Houston Street in Atlanta, now renamed John Wesley Dobbs Avenue, was named for him. However, Houston County in central Georgia is said to have been named after John Houstoun who was governor of Georgia for several terms in the 18th century, Houston County, Georgia, and after whom some would erroneously claim John Houstoun the original name of Houston Street in Atlanta which was originally named after Oswald Houston.
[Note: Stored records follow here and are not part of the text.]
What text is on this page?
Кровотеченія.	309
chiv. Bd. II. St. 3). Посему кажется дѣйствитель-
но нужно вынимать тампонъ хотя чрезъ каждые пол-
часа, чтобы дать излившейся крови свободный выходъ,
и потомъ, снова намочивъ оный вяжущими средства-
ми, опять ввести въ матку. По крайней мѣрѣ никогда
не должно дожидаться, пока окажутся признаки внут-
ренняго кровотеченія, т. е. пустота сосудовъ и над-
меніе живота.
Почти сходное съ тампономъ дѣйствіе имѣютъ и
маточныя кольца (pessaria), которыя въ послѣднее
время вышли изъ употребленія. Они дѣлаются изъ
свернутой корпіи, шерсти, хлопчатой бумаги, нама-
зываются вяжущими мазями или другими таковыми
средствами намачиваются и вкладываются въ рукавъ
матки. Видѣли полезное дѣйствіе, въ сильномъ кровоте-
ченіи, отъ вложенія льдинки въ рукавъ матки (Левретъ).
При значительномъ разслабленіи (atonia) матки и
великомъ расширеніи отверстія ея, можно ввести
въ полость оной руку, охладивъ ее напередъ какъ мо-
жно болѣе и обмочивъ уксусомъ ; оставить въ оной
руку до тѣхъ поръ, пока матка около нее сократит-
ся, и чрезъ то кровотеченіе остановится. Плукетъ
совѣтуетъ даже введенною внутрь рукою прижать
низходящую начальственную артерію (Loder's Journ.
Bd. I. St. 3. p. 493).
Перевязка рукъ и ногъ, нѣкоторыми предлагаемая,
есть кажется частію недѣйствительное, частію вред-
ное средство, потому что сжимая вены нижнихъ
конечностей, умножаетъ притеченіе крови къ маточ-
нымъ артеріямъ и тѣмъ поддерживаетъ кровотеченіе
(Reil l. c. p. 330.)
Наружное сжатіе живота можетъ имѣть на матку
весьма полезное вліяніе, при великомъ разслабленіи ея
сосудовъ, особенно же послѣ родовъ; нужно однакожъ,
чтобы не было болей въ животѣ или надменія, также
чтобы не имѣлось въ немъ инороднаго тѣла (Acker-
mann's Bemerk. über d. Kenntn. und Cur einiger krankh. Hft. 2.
== Clarification on pronunciation ==
The pronunciation of his last name causes some friendly, and at times not-so-friendly, contention between natives of Georgia and Texas. He pronounced his last name "HOUSE-tun" and the (former) street name was also pronounced that way as is Houston Mill Road in Decatur, Georgia, named after the mill that was built by his son Washington Jackson Houston. Almost everyone who is not from Georgia will pronounce it in the way of the city in Texas, "HYOOS-tun", and will be quickly corrected by native Georgians.

== Disambiguation ==
With the surname pronounced differently but spelled the same, Oswald has sometimes been said to be a relative of Sam Houston whose ancestry evolved in the same region but there is no documented linkage at this time.

There is a Benjamin Houston who married Elizabeth "Betsy" Oswald. Descendants are working on confirming whether Oswald Houston was a son of this couple.